On Chicago's massive south side, fixing transit means working on more than just CTA trains.
Chicago's North Side is denser and more prosperous than its South Side. Serving the South Side’s population is more difficult than serving the North Side, not only because its equally-sized population is more diffused, but also because those who live in the area are more likely to be children or elderly than are their counterparts on the North Side, so their transit needs are less likely to be for commutes to the center city to work. That population is more likely to be in school or retired.

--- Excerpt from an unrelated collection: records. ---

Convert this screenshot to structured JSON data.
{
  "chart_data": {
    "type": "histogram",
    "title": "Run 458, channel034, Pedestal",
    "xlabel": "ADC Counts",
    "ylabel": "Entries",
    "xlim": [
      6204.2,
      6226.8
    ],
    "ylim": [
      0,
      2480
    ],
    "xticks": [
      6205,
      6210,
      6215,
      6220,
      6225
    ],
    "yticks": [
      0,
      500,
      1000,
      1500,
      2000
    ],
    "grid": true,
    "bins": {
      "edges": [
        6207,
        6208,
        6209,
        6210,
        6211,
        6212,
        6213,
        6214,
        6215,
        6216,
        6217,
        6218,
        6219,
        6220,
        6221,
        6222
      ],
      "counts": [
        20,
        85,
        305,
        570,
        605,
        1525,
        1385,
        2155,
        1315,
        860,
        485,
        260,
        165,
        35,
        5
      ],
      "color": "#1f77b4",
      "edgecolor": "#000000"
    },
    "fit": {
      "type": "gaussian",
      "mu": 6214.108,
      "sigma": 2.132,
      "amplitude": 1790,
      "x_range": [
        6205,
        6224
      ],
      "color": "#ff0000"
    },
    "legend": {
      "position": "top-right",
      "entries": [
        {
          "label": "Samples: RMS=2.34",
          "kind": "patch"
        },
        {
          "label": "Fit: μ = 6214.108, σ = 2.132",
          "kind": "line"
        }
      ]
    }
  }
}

"Faced with this set of challenges, advocates and policymakers theoretically have two basic options: Encourage more housing, shops, and jobs near existing transit; and expand the rapid transit network," Daniel Key Hertz argues in a piece for South Side Weekly. Toward the goal of improving transit for the South Side, Kay Hertz recommends waking a "sleeping giant" by leveraging the full potential of the Metra: by connecting its payment system to the CTA's, by making its trips more frequent and by modernizing the city's buses, which have an outsized effect on South Side Chicagoans. "Send a train down the Metra tracks every ten to fifteen minutes and install turnstiles that take Ventra (or give conductors handheld readers), and you’ve effectively created a new “L” line without laying a single foot of new track," Kay Hertz argues.
This work would go a long way toward addressing the persistent inequities in the Midwest's biggest city.